Number of unique users per industry


industryname
Finance      313
Marketing    676
Sales        371
Tech         640
Name: userid, dtype: int64

In [84]:
def male_count(series:pd.Series):
    return sum(series == 'male')

def female_count(series:pd.Series):
    return sum(series == 'female')

def male_female_ratio(series:pd.Series):
    return sum(series == 'male')/sum(series == 'female')

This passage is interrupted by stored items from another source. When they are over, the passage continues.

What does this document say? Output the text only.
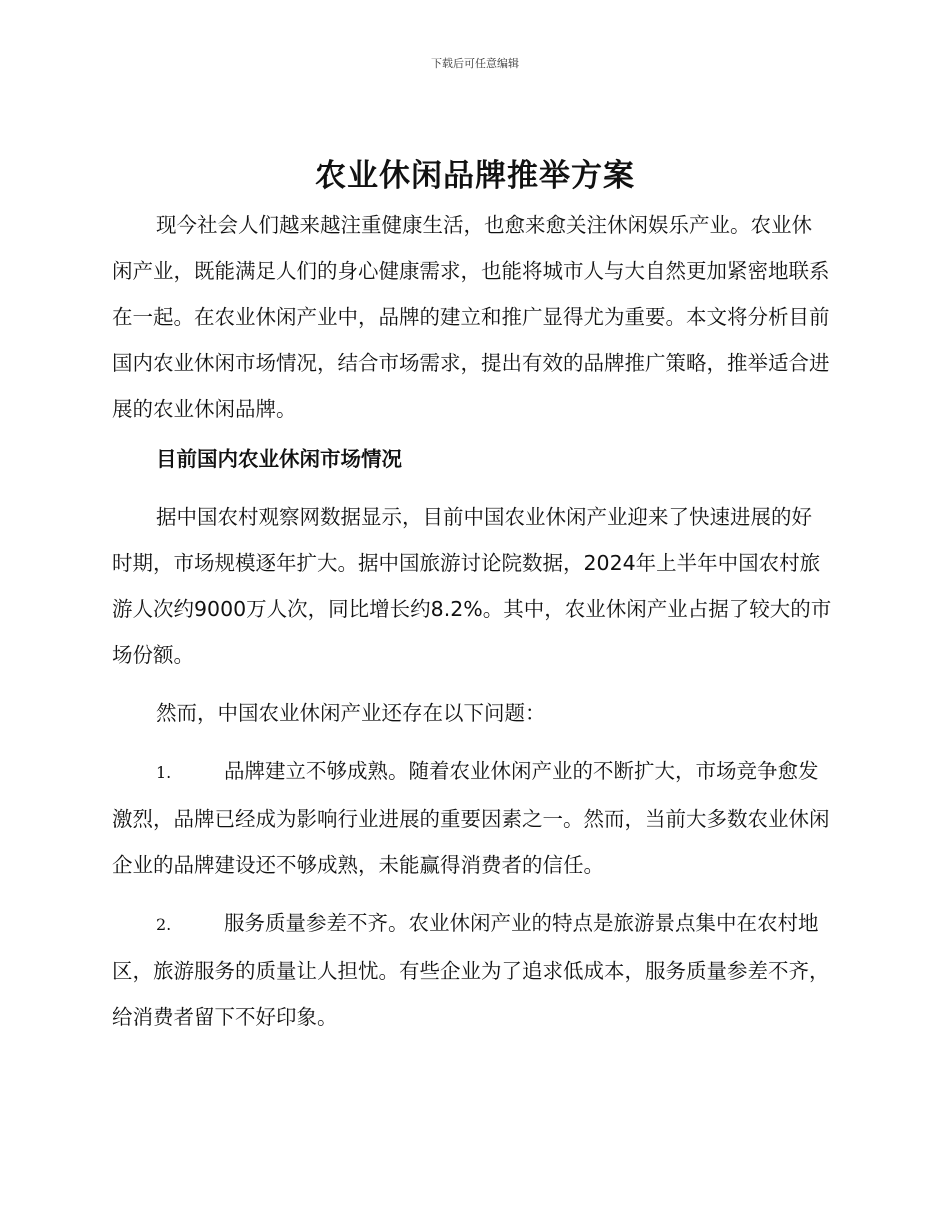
下载后可任意编辑
农业休闲品牌推举方案

现今社会人们越来越注重健康生活，也愈来愈关注休闲娱乐产业。农业休闲产业，既能满足人们的身心健康需求，也能将城市人与大自然更加紧密地联系在一起。在农业休闲产业中，品牌的建立和推广显得尤为重要。本文将分析目前国内农业休闲市场情况，结合市场需求，提出有效的品牌推广策略，推举适合进展的农业休闲品牌。

目前国内农业休闲市场情况

据中国农村观察网数据显示，目前中国农业休闲产业迎来了快速进展的好时期，市场规模逐年扩大。据中国旅游讨论院数据，2024年上半年中国农村旅游人次约9000万人次，同比增长约8.2%。其中，农业休闲产业占据了较大的市场份额。

然而，中国农业休闲产业还存在以下问题：

1.	品牌建立不够成熟。随着农业休闲产业的不断扩大，市场竞争愈发激烈，品牌已经成为影响行业进展的重要因素之一。然而，当前大多数农业休闲企业的品牌建设还不够成熟，未能赢得消费者的信任。

2.	服务质量参差不齐。农业休闲产业的特点是旅游景点集中在农村地区，旅游服务的质量让人担忧。有些企业为了追求低成本，服务质量参差不齐，给消费者留下不好印象。
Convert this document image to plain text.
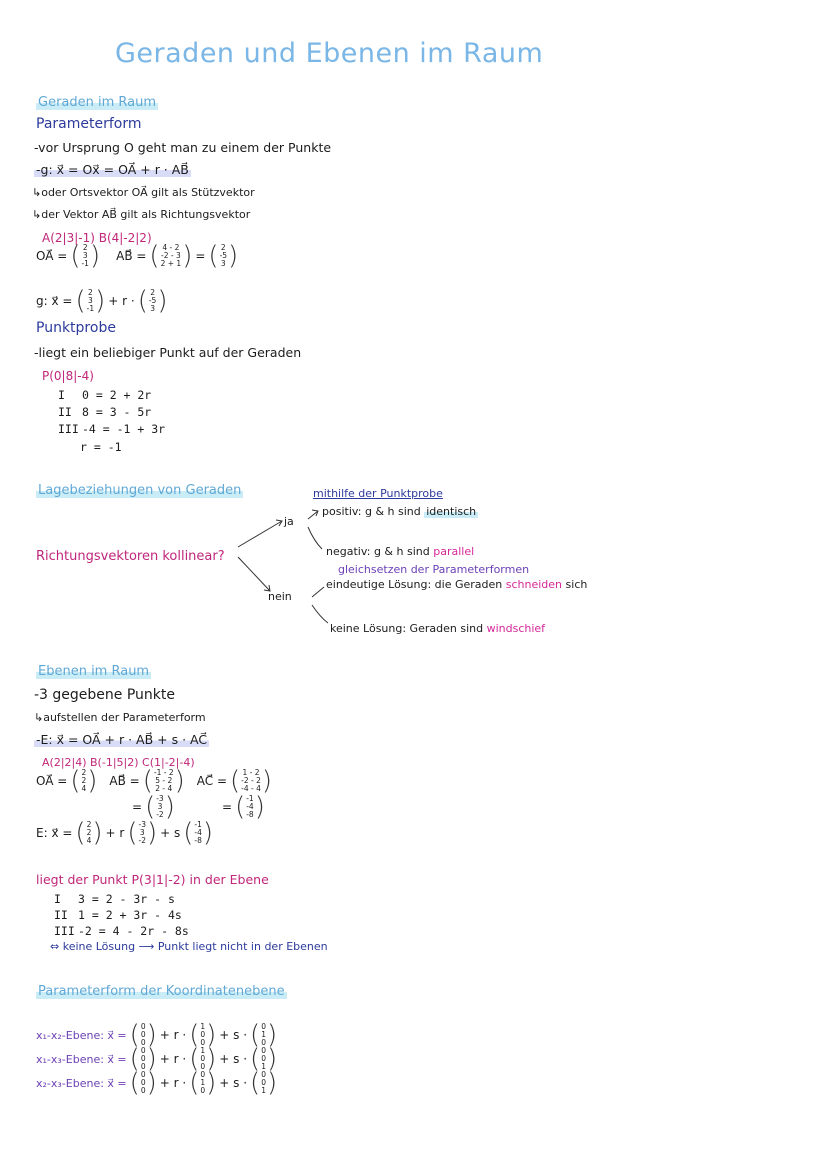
Geraden und Ebenen im Raum
Geraden im Raum
Parameterform
-vor Ursprung O geht man zu einem der Punkte
-g: x⃗ = Ox⃗ = OA⃗ + r · AB⃗
↳oder Ortsvektor OA⃗ gilt als Stützvektor
↳der Vektor AB⃗ gilt als Richtungsvektor
A(2|3|-1) B(4|-2|2)
OA⃗ = ( 2
3
-1 ) AB⃗ = ( 4 - 2
-2 - 3
2 + 1 ) = ( 2
-5
3 )
g: x⃗ = ( 2
3
-1 ) + r · ( 2
-5
3 )
Punktprobe
-liegt ein beliebiger Punkt auf der Geraden
P(0|8|-4)
I 0 = 2 + 2r
II 8 = 3 - 5r
III -4 = -1 + 3r
r = -1
Lagebeziehungen von Geraden
Richtungsvektoren kollinear?
ja
nein
mithilfe der Punktprobe
positiv: g & h sind identisch
negativ: g & h sind parallel
gleichsetzen der Parameterformen
eindeutige Lösung: die Geraden schneiden sich
keine Lösung: Geraden sind windschief
Ebenen im Raum
-3 gegebene Punkte
↳aufstellen der Parameterform
-E: x⃗ = OA⃗ + r · AB⃗ + s · AC⃗
A(2|2|4) B(-1|5|2) C(1|-2|-4)
OA⃗ = ( 2
2
4 ) AB⃗ = ( -1 - 2
5 - 2
2 - 4 ) AC⃗ = ( 1 - 2
-2 - 2
-4 - 4 )
= ( -3
3
-2 )	= ( -1
-4
-8 )
E: x⃗ = ( 2
2
4 ) + r ( -3
3
-2 ) + s ( -1
-4
-8 )
liegt der Punkt P(3|1|-2) in der Ebene
I 3 = 2 - 3r - s
II 1 = 2 + 3r - 4s
III -2 = 4 - 2r - 8s
⇔ keine Lösung ⟶ Punkt liegt nicht in der Ebenen
Parameterform der Koordinatenebene
x₁-x₂-Ebene: x⃗ = ( 0
0
0 ) + r · ( 1
0
0 ) + s · ( 0
1
0 )
x₁-x₃-Ebene: x⃗ = ( 0
0
0 ) + r · ( 1
0
0 ) + s · ( 0
0
1 )
x₂-x₃-Ebene: x⃗ = ( 0
0
0 ) + r · ( 0
1
0 ) + s · ( 0
0
1 )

def unknown_count(series:pd.Series):
    return sum(series == 'unknown')

In [85]:
# Let's get a distribution of the user age and gender per company + industry pair
print(f'''Overview of user's features per gender and company:''')
display(
    pop_df.groupby(["companyname", "industryname"]).agg({'userid':'nunique',
                                                     'userage': [min, np.median, 'max', 'mean'], 
                                                     'genderguess': [male_count, female_count, male_female_ratio, unknown_count]
                                                    })
)

Overview of user's features per gender and company:


Unnamed: 0_level_0,Unnamed: 1_level_0,userid,userage,userage,userage,userage,genderguess,genderguess,genderguess,genderguess
Unnamed: 0_level_1,Unnamed: 1_level_1,nunique,min,median,max,mean,male_count,female_count,male_female_ratio,unknown_count
companyname,industryname,Unnamed: 2_level_2,Unnamed: 3_level_2,Unnamed: 4_level_2,Unnamed: 5_level_2,Unnamed: 6_level_2,Unnamed: 7_level_2,Unnamed: 8_level_2,Unnamed: 9_level_2,Unnamed: 10_level_2
Apple,Finance,96,18,27.0,40,27.208333,43,47,0.914894,5
Apple,Marketing,242,18,25.5,41,26.475207,110,112,0.982143,15
Apple,Sales,131,18,25.0,39,25.900763,57,65,0.876923,6
Apple,Tech,213,18,25.0,41,26.309859,94,102,0.921569,16
Facebook,Finance,53,18,27.0,41,26.981132,24,23,1.043478,4
Facebook,Marketing,116,18,27.0,41,27.12931,60,44,1.363636,11
Facebook,Sales,47,18,29.0,41,28.851064,15,27,0.555556,5
Facebook,Tech,117,18,27.0,41,27.350427,48,57,0.842105,9
Pied Piper,Finance,47,18,24.0,40,26.191489,24,21,1.142857,1
Pied Piper,Marketing,110,18,25.0,40,26.054545,40,61,0.655738,7


In the above table we can see that the groups we get by splitting the users per company and industry are very similar when it comes to age and gender. 

* The min age registered for each group is 18 years for all groups.
* The max age is either 40 or 41, with one exception (39)
* The median age is always between 24 and 29 years old, while the mean is within the interval (26; 29) years old.
* When it comes to `guessedgender` the ratio between male and female is also very similar among the different groups, and usually close to 1.